O meu nome é Sid, sou um persa cinzento, com uns grandes bigodes e umas orelhas
enormes. Logo que nasci, aprendi as necessidades básicas de um gato: comer,
dormir, e trabalhar em novas invenções durante a noite, enquanto os humanos
dormem. A minha mãe, a gata Molly, era médica no Hospital da nossa cidade. É
uma gata persa, tal como eu, é muito carinhosa com todos os animais e humanos
que nos rodeiam. Já o meu pai, o gato Apolo, é polícia e defende o nosso bairro
enquanto os malfeitores andam à solta. É um gato grande e forte, ninguém
arrisca a chegar-se perto dele, meigo com todos aqueles que precisam de si, mas
bastante severo com os gatos que não cumprem a lei.
A
minha vida sempre foi tranquila, chegava da rua de manhã e ia a correr para a
cama da minha dona, a senhora Amélia. Ela dava-me os bons dias fazendo-me
festinhas, e em seguida colocava uma boa dose de ração na minha tigela. Após
comer, gostava de aproveitar o sol da manhã, espreguiçar-me na varanda e
senti-lo tocar no meu pelo sedoso. Brincava com os meus ratinhos de plástico,
que eram bastante diferentes dos que se apanhavam na rua, estes não corriam de
mim, tinha de ser eu a empurrá-los para poder correr atrás deles.
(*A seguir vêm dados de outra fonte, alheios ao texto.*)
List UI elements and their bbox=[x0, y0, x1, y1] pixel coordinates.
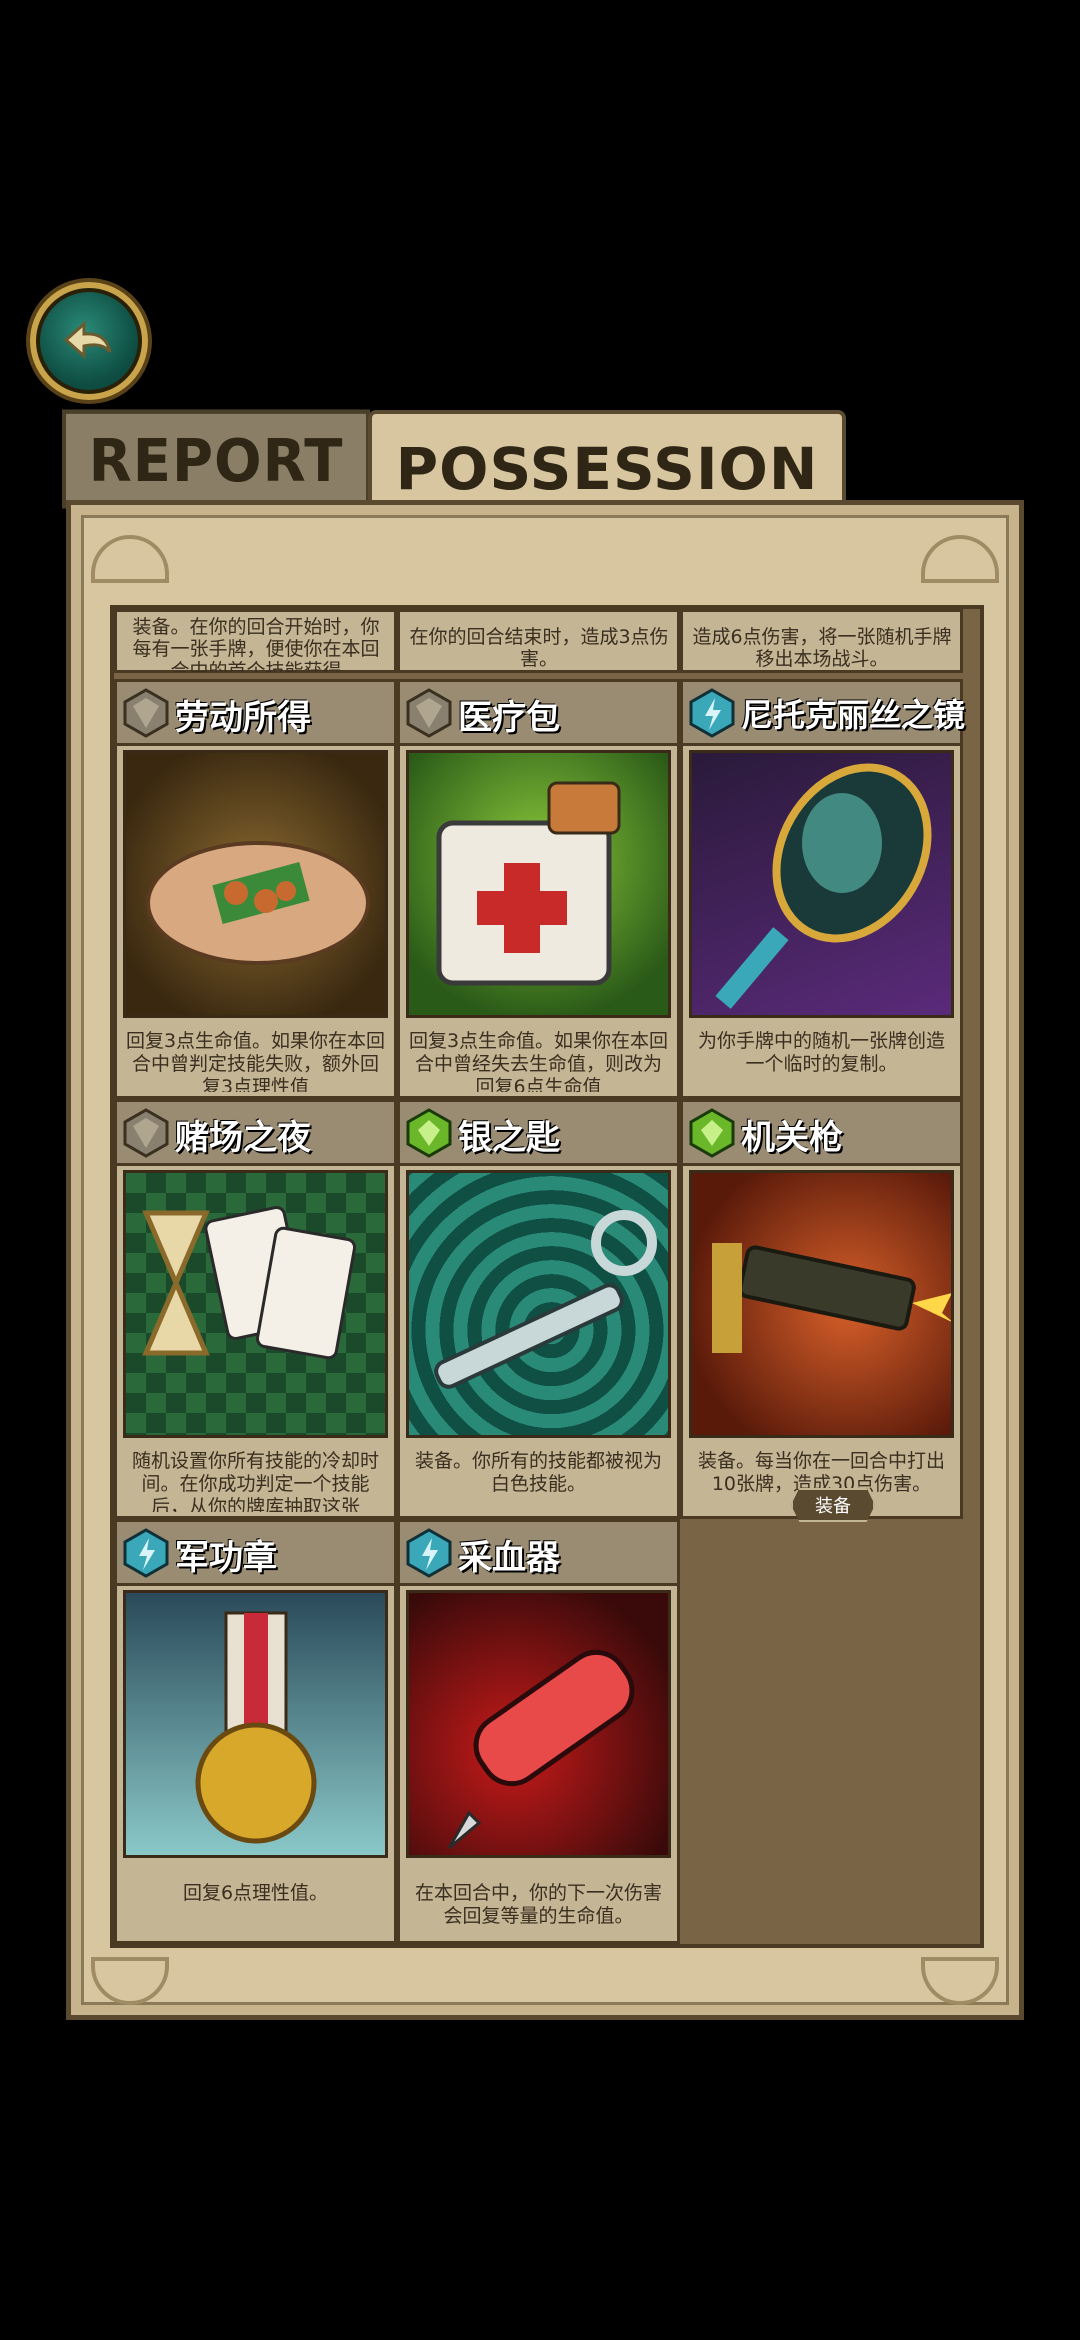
card-description: 装备。在你的回合开始时，你每有一张手牌，便使你在本回合中的首个技能获得 bbox=[132, 616, 380, 672]
ornament-left bbox=[91, 535, 169, 583]
card-description: 回复6点理性值。 bbox=[182, 1882, 329, 1904]
card-title: 采血器 bbox=[458, 1538, 560, 1578]
card-title: 军功章 bbox=[175, 1538, 277, 1578]
card-art-medal bbox=[123, 1590, 388, 1858]
blue-gem-icon bbox=[689, 688, 735, 738]
gray-gem-icon bbox=[123, 688, 169, 738]
card-art-medkit bbox=[406, 750, 671, 1018]
green-gem-icon bbox=[406, 1108, 452, 1158]
card-partial[interactable]: 造成6点伤害，将一张随机手牌移出本场战斗。 bbox=[680, 609, 963, 673]
gray-gem-icon bbox=[123, 1108, 169, 1158]
card-art-key bbox=[406, 1170, 671, 1438]
green-gem-icon bbox=[689, 1108, 735, 1158]
card-art-cards bbox=[123, 1170, 388, 1438]
card-machine-gun[interactable]: 机关枪 装备。每当你在一回合中打出10张牌，造成30点伤害。 装备 bbox=[680, 1099, 963, 1522]
card-title: 尼托克丽丝之镜 bbox=[741, 696, 966, 734]
card-blood-collector[interactable]: 采血器 在本回合中，你的下一次伤害会回复等量的生命值。 bbox=[397, 1519, 680, 1944]
card-title: 银之匙 bbox=[458, 1118, 560, 1158]
card-title: 机关枪 bbox=[741, 1118, 843, 1158]
card-title: 劳动所得 bbox=[175, 698, 311, 738]
card-labor-gain[interactable]: 劳动所得 回复3点生命值。如果你在本回合中曾判定技能失败，额外回复3点理性值 bbox=[114, 679, 397, 1099]
card-art-hands bbox=[123, 750, 388, 1018]
tab-report[interactable]: REPORT bbox=[62, 409, 370, 509]
card-partial[interactable]: 在你的回合结束时，造成3点伤害。 bbox=[397, 609, 680, 673]
card-title: 赌场之夜 bbox=[175, 1118, 311, 1158]
blue-gem-icon bbox=[123, 1528, 169, 1578]
back-arrow-icon bbox=[63, 320, 112, 360]
card-medkit[interactable]: 医疗包 回复3点生命值。如果你在本回合中曾经失去生命值，则改为回复6点生命值 bbox=[397, 679, 680, 1099]
card-description: 随机设置你所有技能的冷却时间。在你成功判定一个技能后，从你的牌库抽取这张 bbox=[131, 1450, 379, 1512]
card-description: 在本回合中，你的下一次伤害会回复等量的生命值。 bbox=[414, 1882, 662, 1927]
card-description: 造成6点伤害，将一张随机手牌移出本场战斗。 bbox=[692, 626, 952, 670]
card-nitocris-mirror[interactable]: 尼托克丽丝之镜 为你手牌中的随机一张牌创造一个临时的复制。 bbox=[680, 679, 966, 1099]
card-description: 为你手牌中的随机一张牌创造一个临时的复制。 bbox=[697, 1030, 945, 1075]
card-casino-night[interactable]: 赌场之夜 随机设置你所有技能的冷却时间。在你成功判定一个技能后，从你的牌库抽取这… bbox=[114, 1099, 397, 1519]
ornament-bottom-left bbox=[91, 1957, 169, 2005]
card-description: 装备。你所有的技能都被视为白色技能。 bbox=[414, 1450, 662, 1495]
card-art-syringe bbox=[406, 1590, 671, 1858]
card-art-machine-gun bbox=[689, 1170, 954, 1438]
card-art-mirror bbox=[689, 750, 954, 1018]
card-military-medal[interactable]: 军功章 回复6点理性值。 bbox=[114, 1519, 397, 1944]
card-partial[interactable]: 装备。在你的回合开始时，你每有一张手牌，便使你在本回合中的首个技能获得 bbox=[114, 609, 397, 673]
card-silver-key[interactable]: 银之匙 装备。你所有的技能都被视为白色技能。 bbox=[397, 1099, 680, 1519]
ornament-bottom-right bbox=[921, 1957, 999, 2005]
back-button[interactable] bbox=[30, 282, 148, 400]
card-title: 医疗包 bbox=[458, 698, 560, 738]
ornament-right bbox=[921, 535, 999, 583]
blue-gem-icon bbox=[406, 1528, 452, 1578]
card-description: 回复3点生命值。如果你在本回合中曾判定技能失败，额外回复3点理性值 bbox=[125, 1030, 386, 1092]
gray-gem-icon bbox=[406, 688, 452, 738]
card-description: 回复3点生命值。如果你在本回合中曾经失去生命值，则改为回复6点生命值 bbox=[408, 1030, 669, 1092]
card-description: 在你的回合结束时，造成3点伤害。 bbox=[409, 626, 669, 670]
possession-grid[interactable]: 装备。在你的回合开始时，你每有一张手牌，便使你在本回合中的首个技能获得 在你的回… bbox=[110, 605, 984, 1948]
equip-badge: 装备 bbox=[791, 1488, 875, 1522]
Os humanos
não entendem que os gatos têm de caçar, e brinquedos de plástico não se mexem,
como é suposto eu estar empolgado? Amava lavar o meu pelo, lavava-o umas 12
vezes por dia, e mesmo assim a Senhora Amélia insistia em fazer-me festinhas sem
lavar as mãos primeiro. Será que não via a indignação no meu focinho? Como
todos sabem, os gatos amam dormir o dia todo, estão sempre aninhados na sua
ronha, mas sabem realmente porque isso acontece?
Assim
que a noite caía os gatos escapuliam-se pelas janelas das casas, para ocuparem
os seus postos de trabalho. Eu sendo um gato jovem ainda não tinha um emprego,
porém saía de casa também, para me encontrar com os meus amigos, o Óscar um
gato malhado, o Fred um gato preto, e a Sally uma gata bege. Eles eram os
melhores amigos que eu podia ter. Juntos caçávamos ratos a sério, e brincávamos
na terra. Num futuro próximo, seríamos nós a comandar a cidade, porém ainda não
sabíamos que cargo iríamos ter. A Sally sonhava em ser enfermeira para poder
ajudar todos os gatos doentes. O Óscar sonhava em ser cientista, dizia que
queria inventar novos medicamentos e curas para novas doenças. O Fred queria
seguir as pegadas do seu pai e ser jornalista, achava que era de extrema
importância transmitir as novas notícias da cidade a todos os gatos. Quanto a
mim, não sabia bem o que gostaria de ser no meu futuro, eu só queria brincar na
terra e aproveitar os banhos de sol apanhados na varanda da Senhora Amélia.
As
nossas vidas estavam a correr muito bem, eram sempre as mesmas rotinas, até que
certo dia enquanto eu estava a tentar dormir a minha sesta da manhã no sofá, a
Senhora Amélia ligou a televisão tão alto que perturbou o meu sono de beleza.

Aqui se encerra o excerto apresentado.